I originally asked this question on maths stack exchange
As the title states I am trying to find the optimal launch trajectory for a rocket launched from a planet with an atmosphere (Earth) in order to maximise payload to orbit. I have to do a second year physics project and I would very much like to avoid stepping foot in a lab so I am trying to do something more mathematical in nature, and if I am being honest I want to know how to play Kerbal Space Program more optimally.
My background is I am a second year student a university studying theoretical physics (maths & physics pretty much). I have done linear algebra 1 & 2, (Newtonian) mechanics 1 & 2, Calculus 1 & 2, and some physics modules which aren't really relevant. I am currently doing Lagrangian mechanics, real analysis and "equations of mathematical physics" which is Fourier transforms, (more) vector calculus, ODEs and some other stuff. Most of my knowledge of calculus of variations comes from a brief overview of it that I got in my Lagrangian mechanics class. The book for linear algebra module was Algebra by Artin, and for Lagrangian mechanics the recommended books are Landau & Lifshitz volume 1 & 2 to give an idea of the level (I think these 2 will be the most relevant). My level relative to this is that with effort I can get through the homeworks. what I really want from here though is book/papers to read through and some help understanding the maths in them. This is my first time trying to find and read papers so any and all help is appreciated. It is also my first time asking a qustion on maths stack exchange so any critiques are also welcome.
When looking for resources online I had trouble finding anything that answers my question.

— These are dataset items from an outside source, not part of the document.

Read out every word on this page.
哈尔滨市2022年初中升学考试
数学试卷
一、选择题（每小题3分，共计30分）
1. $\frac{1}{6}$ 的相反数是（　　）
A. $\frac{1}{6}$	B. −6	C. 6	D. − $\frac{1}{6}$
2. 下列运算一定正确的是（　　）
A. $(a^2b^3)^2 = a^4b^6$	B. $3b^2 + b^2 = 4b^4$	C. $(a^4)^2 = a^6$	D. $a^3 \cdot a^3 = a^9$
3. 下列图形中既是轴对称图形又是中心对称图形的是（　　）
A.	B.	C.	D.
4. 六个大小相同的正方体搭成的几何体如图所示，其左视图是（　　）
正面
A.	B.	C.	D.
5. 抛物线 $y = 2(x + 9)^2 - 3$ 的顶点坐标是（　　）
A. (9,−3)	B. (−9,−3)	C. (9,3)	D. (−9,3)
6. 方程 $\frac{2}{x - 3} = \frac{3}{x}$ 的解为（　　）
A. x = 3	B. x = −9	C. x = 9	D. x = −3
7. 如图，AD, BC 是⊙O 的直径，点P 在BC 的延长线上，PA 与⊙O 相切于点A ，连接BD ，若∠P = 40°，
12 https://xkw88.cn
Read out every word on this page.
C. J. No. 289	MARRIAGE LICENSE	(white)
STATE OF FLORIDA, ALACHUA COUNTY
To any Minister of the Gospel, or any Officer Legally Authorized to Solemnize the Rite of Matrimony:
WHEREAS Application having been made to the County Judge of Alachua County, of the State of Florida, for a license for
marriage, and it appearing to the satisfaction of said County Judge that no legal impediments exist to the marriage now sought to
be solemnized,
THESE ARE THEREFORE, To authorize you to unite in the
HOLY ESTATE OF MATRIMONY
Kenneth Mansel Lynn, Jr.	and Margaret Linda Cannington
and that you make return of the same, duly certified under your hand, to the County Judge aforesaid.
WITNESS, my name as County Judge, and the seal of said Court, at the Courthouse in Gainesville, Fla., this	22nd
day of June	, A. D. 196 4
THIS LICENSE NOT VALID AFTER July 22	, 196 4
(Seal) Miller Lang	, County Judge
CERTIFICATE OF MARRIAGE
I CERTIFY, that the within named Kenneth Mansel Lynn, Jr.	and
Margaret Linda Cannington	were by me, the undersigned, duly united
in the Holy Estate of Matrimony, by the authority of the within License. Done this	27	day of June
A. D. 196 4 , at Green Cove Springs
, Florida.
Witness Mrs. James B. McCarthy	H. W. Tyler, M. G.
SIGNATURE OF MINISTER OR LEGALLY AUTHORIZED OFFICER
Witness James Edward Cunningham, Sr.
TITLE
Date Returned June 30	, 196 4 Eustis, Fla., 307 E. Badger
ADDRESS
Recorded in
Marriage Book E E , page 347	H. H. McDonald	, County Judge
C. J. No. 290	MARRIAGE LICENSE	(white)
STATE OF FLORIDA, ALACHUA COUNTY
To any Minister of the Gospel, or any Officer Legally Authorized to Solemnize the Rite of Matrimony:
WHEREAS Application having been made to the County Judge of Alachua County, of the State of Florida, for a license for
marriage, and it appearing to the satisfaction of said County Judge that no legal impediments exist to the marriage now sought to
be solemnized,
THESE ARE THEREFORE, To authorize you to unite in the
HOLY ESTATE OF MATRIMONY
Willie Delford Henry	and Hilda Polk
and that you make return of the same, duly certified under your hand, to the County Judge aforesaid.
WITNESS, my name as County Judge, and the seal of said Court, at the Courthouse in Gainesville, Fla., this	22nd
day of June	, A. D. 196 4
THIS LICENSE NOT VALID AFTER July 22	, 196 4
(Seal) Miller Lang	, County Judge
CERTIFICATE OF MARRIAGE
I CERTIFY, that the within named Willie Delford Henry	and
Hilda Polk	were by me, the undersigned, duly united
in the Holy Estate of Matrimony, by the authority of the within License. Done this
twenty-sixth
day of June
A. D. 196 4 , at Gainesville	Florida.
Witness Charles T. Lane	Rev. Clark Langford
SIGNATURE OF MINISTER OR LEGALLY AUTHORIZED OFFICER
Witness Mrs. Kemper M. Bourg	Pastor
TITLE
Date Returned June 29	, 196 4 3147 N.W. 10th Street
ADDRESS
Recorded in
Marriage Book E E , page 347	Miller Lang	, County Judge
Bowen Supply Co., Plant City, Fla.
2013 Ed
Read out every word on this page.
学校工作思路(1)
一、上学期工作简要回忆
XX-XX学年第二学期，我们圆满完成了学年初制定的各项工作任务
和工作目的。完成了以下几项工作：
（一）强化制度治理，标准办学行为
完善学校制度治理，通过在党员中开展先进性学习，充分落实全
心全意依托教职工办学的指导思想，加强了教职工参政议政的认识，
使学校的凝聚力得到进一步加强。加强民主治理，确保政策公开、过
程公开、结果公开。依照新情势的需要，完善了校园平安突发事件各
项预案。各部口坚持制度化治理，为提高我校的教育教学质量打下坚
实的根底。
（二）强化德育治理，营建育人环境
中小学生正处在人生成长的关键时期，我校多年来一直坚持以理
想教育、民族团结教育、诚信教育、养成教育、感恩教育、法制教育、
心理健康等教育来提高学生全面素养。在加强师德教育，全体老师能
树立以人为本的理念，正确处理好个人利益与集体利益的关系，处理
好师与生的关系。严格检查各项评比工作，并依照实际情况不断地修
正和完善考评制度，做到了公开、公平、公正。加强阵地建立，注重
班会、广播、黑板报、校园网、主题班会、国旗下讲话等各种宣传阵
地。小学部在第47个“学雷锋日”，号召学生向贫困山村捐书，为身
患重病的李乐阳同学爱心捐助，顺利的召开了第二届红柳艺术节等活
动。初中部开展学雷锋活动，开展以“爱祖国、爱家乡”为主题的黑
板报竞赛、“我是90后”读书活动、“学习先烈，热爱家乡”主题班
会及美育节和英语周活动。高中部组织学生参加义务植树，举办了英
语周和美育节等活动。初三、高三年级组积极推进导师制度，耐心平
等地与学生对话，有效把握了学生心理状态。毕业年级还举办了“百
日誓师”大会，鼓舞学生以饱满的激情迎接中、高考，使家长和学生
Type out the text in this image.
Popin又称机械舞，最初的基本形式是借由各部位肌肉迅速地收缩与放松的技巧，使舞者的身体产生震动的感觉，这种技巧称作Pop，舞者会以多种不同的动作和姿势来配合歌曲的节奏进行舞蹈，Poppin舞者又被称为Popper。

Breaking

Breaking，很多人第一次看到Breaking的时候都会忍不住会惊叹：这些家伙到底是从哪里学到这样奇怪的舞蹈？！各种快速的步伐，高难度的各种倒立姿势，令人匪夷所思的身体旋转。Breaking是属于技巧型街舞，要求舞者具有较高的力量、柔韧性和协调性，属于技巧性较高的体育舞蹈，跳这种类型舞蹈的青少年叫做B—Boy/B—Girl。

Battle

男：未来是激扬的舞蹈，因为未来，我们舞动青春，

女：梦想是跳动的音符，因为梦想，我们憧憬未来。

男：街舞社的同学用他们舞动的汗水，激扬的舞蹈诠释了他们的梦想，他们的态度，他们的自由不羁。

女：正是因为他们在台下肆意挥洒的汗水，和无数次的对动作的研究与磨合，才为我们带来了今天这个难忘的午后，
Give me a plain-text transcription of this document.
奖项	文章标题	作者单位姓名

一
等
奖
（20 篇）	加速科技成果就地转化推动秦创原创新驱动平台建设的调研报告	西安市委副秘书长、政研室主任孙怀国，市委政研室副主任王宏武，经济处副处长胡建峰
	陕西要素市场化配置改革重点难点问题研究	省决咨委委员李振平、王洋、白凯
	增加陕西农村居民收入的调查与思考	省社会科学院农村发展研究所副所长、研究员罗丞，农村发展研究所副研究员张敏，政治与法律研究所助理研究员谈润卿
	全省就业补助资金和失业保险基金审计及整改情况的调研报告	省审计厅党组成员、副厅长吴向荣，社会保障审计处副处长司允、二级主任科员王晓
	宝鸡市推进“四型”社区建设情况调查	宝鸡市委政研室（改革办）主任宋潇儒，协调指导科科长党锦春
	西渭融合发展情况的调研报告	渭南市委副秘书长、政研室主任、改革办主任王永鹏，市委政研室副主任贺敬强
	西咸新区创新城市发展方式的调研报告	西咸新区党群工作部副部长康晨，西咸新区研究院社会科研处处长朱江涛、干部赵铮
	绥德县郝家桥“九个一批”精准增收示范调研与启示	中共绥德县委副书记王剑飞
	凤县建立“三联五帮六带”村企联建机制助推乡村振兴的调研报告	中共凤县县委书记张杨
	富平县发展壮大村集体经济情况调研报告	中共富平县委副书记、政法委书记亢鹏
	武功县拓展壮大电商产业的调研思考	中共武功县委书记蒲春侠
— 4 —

I have had some luck with NASA's technical reports server and found this paper: Teren, F.; Spurlock, O.F.: Optimal three dimensional launch vehicle trajectories with attitude and attitude rate constraints which looks to go a long way to answering my question but there are still some things which are not clear to me, such as where the equation and constraints that are optimised come from. That appears to come from "Stancil, R.T.; and Kulakowski, L.J.: Rocket Boost Vehicle Mission Optimization. ARS J., vol. 31, no. 7, July 1961, pp 935-942." which is referenced in an earlier paper by Teren and Spurlock that only considers a 2 dimensional vrsion of the problem: Payload optimization of multistage launch vehicles, but I have not been able to find that paper for online for free. I have also come across linear tangent steering which might be worth looking at, perhaps someone could shine a light on this?
I'll be the first to admit that I don't understand everything that is going on in these papers so if I've missed the answer to any of my questions I apologise in advance. First this paper states that it doesn't consider the atmospheric phase other than the booster kick angle as generally one wants to minimise the aerodynamic loads on the rocket which makes perfect sense. Does this mean the paper presumes a gravity turn with the only torque applied being the gravity of the planet? Or does solve it more generally and allow for a launch vehicle that can allow a small pitch over rate? If it allows for a small pitch over rate should I use the maximum allowable? I can't see why the logic used to show that you use the maximum for the optimised parts of the trajectory shouldn't be applied in atmosphere either. I haven't gotten to trying to solve for my initial and final conditions yet but if anyone would like to offer some tips for that, they would be most appreciated. I am familiar with some numerical methods but I have a feeling that I am going to struggle numerically solving this in the end so tips or tricks for that would also be a great help.
If you have read all that without giving up you're a saint, and thank you for taking the time to answer.